День жаворонка
Шрифт:
— А чо мне тревожиться? Мой он — и мой.
— Не твой дом, Сережка! Ты вон, как съехал, доски и полу не сменил, все погнило.
— Ладно, мать, с тобой разберемся. А вот с ими…
Ни разу такой разговор не заходил. И что ему? Живёт в другом краю города. Но что-то, видно, копилось, и теперь пьяно и зло плескалось внутри, затопляя края.
— Я такой-то вот лоб был, как этот малый, да к я на тракторе работал.
— И я работал в колхозе.
— Знаем вашу работу. Убытков не сочтешь.
Можно было спросить: «А вы считали?» Но это
— Вот орешь, Серега, а Елену-то нашу Петровну в учительки обратно зовут. — Старухе хотелось мира. Она любила всех троих, — как их очертить добрым кругом?
— Да живите, мне что? Кровать пролежите, что ли? — и пошел к двери. Даже гостинец забыл отдать. — Старуху-то всякий обдурит.
Черная злоба залила вдруг Виталия. Так и вцепился бы в этот аккуратно стриженный затылок, перекусил бы… Мама глядела беспомощно. Другая бы не промолчала, отбилась. А разве отец позволил бы? Да он…
В дверях качнулась черная кепка, под ней — востроносое лицо. Он не был утолен, и потому его осенило:
— А чему така женщина может учить, котору муж бросил? — Палец его чертил воздух. — Чему?
Виталий не заметил, как очутился возле, как узкое, верткое тело оказалось у него в руках. Он нес это извивающееся тело с омерзением, точно большого червяка, и бросил возле крыльца на землю, и оно поползло с рыком и угрозами: «Сожгу, сожгу, и дом не отстоите!» — Оно цеплялось за изгородку и уползало вдоль кольев, сворачиваясь и разжимаясь.
Виталий сел на расхлябанную ступеньку. Глаза еще плохо видели.

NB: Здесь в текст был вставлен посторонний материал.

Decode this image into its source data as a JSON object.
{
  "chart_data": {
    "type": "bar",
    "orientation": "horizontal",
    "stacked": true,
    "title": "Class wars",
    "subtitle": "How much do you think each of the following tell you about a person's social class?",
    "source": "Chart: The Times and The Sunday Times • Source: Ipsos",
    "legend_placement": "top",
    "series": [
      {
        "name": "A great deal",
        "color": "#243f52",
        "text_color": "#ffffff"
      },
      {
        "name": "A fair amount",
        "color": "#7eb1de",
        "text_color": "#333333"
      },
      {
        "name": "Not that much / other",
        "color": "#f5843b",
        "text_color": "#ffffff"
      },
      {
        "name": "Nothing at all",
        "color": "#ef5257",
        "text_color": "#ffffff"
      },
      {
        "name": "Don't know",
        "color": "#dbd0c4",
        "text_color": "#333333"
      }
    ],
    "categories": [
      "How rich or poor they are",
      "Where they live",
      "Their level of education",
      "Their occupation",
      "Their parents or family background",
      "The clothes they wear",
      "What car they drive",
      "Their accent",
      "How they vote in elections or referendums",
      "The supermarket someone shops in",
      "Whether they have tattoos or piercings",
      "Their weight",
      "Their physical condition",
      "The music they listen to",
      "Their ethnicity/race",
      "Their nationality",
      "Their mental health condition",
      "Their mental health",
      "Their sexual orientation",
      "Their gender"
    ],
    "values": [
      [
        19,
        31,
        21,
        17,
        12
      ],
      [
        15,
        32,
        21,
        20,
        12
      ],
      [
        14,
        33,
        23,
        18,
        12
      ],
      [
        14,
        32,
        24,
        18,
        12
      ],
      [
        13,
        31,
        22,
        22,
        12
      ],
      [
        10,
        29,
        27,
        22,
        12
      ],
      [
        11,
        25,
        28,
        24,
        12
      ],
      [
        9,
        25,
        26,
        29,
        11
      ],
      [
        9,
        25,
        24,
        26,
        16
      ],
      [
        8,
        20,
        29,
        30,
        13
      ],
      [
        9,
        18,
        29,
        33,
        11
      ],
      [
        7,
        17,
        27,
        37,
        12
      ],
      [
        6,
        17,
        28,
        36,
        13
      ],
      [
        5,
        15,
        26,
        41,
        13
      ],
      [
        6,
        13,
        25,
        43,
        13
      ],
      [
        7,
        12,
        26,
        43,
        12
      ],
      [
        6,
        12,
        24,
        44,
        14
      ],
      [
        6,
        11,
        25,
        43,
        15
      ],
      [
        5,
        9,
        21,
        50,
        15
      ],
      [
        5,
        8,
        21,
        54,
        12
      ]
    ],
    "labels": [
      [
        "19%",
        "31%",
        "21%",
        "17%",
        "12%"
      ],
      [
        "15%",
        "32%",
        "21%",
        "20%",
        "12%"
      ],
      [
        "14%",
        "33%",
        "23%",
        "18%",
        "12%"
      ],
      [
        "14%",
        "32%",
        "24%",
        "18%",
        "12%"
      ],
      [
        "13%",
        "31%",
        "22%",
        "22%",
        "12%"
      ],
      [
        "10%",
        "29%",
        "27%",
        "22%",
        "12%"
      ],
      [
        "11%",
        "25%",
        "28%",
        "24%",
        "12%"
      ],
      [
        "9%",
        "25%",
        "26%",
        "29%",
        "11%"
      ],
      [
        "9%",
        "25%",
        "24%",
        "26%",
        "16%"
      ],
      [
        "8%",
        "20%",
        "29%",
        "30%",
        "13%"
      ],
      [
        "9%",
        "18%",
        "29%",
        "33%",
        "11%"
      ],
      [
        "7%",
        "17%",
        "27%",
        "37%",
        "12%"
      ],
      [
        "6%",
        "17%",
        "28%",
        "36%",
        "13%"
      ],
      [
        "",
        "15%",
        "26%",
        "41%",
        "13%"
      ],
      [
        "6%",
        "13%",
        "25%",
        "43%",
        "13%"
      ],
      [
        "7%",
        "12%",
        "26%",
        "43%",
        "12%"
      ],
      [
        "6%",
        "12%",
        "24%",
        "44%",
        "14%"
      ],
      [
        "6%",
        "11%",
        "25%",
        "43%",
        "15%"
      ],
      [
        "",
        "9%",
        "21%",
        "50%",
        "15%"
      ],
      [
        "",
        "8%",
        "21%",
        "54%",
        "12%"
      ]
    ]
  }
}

Чего он так разозлился? Не только из-за отца. Чего пьяный дурак не наболтает. Нет, выбил его этот Серега из какого-то хрупкого состояния, когда думалось, виделось, сочинялось, будто разбил домик-ракушку — и вот, лишенный укрытия, мягкий, беспомощный, остался на жесткой земле…
— Ой, не придет боле! — охала в избе старуха.
— Мы уедем, — пообещала мама.
— Да ты что? Ведь он, когда трезвый-то, — ууу! — голова. А пьет — так кто не пьет? Но Серега, я те скажу, мужик тонкий, он свово не пропьет…
Вышла мама, кутаясь в платок. Старый платок, который она сама вязала, руководимая Марьей Гавриловной, вязала неумело, неряшливо. Но зато она другое может. Она, тихая, может, чтобы ее слушали на уроке. Голос как треснутый колоколец. А в классе — тишина. Не только умение говорить (она прекрасно рассказывает!), но еще дар, какой-то дар. У нее на уроках тишина без ее стараний. И потом она может помнить, всегда помнить отца. И заботиться о Виталии. А он — как кукушкин сын в гнезде маленькой птицы. Всё. Теперь всё иначе. Он сильнее. Теперь он должен, он!
— Ну что, Талик?
— Мам, ты не сердись. Но я теперь никому… не позволю…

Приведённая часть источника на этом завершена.